Выбрать главу

Короче, здесь можно встретить самые необыкновенные скрещивания и комбинации — настоящее “искусство трансфигурации”, которое в предисловии к “Весёлой науке” и отождествляется собственно с философией: скажем, Гёте, заражённый Гёльдерлином, или Фридрих Альберт Ланге, автор “Истории материализма”, неожиданно соседствующий с изумительными росчерками чисто новалисовской фантазии. Совершенно уникальные неожиданности по этой части ожидают читателя в “Весёлой науке”, этой, может быть, самой моцартовской книге в мире, написанной “на языке весеннего ветра”, без всякого сомнения, и на “птичьем языке”, — книге, редчайшим образом сочетающей в себе глубоко народную, местами даже мужицкую соль с истончённой delicatezza едва уловимых намёков и дуновений, как если бы именно на свирельном фоне пейзажей Клода Лоррена пришлось загулять волынке брейгелевских свадеб(См.
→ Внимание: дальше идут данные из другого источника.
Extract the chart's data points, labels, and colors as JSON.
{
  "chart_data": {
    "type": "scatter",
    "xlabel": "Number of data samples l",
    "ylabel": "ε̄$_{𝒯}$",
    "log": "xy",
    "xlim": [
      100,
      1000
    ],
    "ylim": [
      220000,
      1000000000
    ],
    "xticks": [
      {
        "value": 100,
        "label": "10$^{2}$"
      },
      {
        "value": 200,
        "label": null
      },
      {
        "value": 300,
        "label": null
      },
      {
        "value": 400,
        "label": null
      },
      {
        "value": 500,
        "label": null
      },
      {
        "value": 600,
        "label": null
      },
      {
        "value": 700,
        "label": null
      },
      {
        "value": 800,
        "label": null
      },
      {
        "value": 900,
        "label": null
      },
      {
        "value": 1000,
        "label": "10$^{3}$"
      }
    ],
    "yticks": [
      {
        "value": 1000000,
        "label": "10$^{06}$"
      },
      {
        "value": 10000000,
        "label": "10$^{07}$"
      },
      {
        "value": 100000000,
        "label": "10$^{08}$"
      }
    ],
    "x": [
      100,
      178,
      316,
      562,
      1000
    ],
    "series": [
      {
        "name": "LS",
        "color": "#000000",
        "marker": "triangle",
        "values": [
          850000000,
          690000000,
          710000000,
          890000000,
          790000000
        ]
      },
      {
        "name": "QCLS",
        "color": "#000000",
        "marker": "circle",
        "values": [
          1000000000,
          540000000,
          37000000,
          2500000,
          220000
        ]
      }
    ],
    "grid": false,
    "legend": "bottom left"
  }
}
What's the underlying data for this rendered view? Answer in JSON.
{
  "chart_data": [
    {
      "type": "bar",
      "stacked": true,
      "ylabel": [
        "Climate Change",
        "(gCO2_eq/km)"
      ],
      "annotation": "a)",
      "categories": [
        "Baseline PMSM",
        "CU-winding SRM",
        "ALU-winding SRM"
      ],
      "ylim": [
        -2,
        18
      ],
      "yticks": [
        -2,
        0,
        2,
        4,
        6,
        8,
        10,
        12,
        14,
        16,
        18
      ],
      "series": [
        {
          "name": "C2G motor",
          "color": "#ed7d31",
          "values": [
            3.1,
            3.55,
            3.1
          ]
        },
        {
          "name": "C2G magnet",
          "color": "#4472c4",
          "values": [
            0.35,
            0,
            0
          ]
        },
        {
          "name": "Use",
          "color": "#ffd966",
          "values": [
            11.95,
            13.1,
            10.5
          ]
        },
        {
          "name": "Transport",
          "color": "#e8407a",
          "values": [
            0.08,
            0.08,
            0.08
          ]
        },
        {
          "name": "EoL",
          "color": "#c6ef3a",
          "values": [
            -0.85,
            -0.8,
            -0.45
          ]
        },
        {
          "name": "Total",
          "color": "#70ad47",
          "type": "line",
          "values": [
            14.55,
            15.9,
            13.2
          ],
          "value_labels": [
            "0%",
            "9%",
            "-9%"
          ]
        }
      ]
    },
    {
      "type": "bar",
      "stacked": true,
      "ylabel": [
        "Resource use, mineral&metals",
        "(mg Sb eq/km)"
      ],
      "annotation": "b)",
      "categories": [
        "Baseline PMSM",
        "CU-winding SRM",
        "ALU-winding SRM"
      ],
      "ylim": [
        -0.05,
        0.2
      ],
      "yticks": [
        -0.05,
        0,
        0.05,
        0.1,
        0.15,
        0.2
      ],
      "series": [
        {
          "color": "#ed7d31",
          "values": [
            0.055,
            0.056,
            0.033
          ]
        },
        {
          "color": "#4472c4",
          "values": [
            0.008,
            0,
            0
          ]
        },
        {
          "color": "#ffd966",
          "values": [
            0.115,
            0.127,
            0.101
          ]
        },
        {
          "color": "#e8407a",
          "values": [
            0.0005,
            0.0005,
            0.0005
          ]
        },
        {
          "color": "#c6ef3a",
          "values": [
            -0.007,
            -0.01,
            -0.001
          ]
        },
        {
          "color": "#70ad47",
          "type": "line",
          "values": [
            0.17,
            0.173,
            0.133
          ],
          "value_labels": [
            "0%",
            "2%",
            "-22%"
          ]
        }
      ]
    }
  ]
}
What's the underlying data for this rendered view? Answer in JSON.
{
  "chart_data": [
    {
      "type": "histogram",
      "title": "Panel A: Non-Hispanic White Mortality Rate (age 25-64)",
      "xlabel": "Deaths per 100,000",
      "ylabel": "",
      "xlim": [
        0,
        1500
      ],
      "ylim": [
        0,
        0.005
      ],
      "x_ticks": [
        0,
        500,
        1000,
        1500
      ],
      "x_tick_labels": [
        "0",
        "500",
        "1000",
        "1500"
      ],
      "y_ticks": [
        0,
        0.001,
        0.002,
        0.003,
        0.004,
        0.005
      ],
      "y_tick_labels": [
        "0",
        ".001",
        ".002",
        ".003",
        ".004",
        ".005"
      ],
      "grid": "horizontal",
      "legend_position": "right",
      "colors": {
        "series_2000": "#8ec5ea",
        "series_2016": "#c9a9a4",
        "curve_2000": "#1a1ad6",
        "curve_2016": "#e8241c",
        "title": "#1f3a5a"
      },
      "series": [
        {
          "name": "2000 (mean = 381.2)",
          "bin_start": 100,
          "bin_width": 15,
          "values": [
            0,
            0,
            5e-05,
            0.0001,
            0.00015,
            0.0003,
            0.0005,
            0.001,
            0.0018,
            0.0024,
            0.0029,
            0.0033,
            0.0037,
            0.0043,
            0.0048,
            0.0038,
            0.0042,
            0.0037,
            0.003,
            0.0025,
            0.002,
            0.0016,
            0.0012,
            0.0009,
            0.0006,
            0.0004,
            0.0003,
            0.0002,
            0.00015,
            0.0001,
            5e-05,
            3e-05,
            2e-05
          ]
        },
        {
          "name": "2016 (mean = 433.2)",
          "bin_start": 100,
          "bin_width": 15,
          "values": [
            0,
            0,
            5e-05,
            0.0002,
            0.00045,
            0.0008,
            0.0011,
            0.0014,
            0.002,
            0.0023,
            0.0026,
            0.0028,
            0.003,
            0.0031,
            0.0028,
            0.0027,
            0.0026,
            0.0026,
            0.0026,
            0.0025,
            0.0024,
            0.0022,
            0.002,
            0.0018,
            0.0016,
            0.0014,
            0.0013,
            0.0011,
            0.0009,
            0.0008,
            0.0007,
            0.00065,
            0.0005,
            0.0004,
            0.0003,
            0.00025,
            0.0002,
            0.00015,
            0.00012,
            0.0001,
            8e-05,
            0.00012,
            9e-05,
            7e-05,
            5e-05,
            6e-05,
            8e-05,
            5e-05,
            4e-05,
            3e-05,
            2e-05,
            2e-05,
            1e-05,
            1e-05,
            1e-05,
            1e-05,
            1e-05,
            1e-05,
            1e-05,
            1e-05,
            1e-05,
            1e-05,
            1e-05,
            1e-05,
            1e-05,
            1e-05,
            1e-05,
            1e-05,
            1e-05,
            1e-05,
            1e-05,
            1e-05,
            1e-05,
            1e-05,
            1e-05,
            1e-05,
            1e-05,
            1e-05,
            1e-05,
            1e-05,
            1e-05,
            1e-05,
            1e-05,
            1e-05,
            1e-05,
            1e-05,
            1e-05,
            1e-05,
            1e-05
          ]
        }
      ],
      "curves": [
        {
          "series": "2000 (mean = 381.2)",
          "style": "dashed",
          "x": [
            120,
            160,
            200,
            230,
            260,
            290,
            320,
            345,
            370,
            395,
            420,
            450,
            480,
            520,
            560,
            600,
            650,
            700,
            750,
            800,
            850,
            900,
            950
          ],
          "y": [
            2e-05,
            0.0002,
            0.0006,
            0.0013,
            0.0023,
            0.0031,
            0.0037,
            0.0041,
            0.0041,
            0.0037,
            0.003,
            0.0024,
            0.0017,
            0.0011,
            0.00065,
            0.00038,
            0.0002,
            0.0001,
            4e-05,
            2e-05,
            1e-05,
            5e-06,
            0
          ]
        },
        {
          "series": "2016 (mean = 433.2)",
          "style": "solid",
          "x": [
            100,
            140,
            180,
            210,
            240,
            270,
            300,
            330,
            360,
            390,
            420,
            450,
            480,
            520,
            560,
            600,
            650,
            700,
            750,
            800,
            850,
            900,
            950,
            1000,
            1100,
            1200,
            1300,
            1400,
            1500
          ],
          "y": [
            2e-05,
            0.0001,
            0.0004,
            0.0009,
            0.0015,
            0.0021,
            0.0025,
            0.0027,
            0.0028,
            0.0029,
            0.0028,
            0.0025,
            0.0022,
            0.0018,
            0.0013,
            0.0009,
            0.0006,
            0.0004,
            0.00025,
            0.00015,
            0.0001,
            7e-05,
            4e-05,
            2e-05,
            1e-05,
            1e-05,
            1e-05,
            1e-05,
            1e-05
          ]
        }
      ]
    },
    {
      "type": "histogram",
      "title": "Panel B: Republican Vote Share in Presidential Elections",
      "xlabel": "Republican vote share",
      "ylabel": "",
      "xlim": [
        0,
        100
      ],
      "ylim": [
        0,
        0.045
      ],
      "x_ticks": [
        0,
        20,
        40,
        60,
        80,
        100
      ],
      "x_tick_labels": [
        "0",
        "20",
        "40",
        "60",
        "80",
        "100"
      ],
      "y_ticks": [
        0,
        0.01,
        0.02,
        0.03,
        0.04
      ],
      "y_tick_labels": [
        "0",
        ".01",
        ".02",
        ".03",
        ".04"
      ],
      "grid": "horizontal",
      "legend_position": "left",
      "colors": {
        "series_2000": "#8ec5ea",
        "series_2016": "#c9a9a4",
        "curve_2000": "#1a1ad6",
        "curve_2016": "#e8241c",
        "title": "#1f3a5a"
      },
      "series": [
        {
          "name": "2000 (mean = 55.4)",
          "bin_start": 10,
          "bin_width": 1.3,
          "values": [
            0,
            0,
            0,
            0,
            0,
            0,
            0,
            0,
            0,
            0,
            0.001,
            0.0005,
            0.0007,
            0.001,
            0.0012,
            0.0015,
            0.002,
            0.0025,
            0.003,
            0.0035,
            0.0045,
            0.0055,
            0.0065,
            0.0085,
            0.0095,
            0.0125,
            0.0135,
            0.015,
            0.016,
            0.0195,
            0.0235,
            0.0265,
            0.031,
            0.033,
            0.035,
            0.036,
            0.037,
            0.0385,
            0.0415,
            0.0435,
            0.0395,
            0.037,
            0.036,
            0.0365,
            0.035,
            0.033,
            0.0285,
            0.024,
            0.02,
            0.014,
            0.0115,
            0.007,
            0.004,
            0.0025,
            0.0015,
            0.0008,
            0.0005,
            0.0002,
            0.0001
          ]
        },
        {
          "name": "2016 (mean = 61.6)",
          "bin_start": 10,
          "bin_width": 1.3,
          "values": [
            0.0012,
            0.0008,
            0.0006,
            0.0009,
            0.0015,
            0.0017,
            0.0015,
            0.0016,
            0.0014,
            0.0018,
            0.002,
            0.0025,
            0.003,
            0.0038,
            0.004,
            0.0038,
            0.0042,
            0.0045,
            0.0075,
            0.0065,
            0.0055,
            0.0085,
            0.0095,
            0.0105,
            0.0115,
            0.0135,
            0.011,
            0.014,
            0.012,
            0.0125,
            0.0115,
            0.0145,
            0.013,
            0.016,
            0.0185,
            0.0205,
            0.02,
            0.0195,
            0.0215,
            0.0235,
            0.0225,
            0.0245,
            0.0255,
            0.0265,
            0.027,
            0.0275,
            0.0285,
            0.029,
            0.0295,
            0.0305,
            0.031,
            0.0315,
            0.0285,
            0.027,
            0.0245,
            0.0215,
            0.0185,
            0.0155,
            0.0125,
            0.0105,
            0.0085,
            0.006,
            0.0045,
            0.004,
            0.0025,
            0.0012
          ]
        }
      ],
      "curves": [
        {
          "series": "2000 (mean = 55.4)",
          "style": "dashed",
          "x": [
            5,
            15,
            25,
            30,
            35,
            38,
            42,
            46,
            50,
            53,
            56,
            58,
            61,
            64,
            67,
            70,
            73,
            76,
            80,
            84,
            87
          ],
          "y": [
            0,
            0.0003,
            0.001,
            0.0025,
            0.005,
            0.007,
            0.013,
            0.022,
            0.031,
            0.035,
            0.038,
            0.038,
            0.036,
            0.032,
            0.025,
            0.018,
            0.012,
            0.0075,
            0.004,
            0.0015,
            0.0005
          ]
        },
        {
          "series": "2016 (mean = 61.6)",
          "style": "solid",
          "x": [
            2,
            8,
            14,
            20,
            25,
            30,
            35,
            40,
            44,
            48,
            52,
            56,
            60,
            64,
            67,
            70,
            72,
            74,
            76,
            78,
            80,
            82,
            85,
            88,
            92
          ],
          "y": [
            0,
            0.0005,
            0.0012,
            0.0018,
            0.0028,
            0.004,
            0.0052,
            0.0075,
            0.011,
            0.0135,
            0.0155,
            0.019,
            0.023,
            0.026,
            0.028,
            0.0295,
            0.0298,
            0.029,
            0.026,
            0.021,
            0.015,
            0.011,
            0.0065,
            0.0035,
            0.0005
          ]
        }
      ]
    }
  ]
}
Третье дополнение). Философу, воспитанному в строгих традициях теоретико-познавательной дисциплины, и в самом дурном сне не приснилось бы, что можно употребить в познание — дурачества и гримасничанье, стало быть, дурачась и гримасничая, — познавать, и причём познавать ту именно микрофизику проблем, которая, как оказалось, и не могла быть познана иначе. Надо представить себе ни больше ни меньше как моцартовского баловня, птичьего кавалера Папагено (в инсценировках “Весёлой науки” он частый затейник), интервьюируемого по части “морального”… Необычна уже сама увертюра к книге: “Шутка, хитрость и месть” — мастерский зингшпиль в 63 крохотных актах, настоящий шедевр дидактических капризов и притворствующих “моралите”, окунающий саму мораль в посвистывающую уленшпигелевскую стихию немецкого языка и демонстрирующий скандальное — на этот раз — рождениепародиииз духа музыки.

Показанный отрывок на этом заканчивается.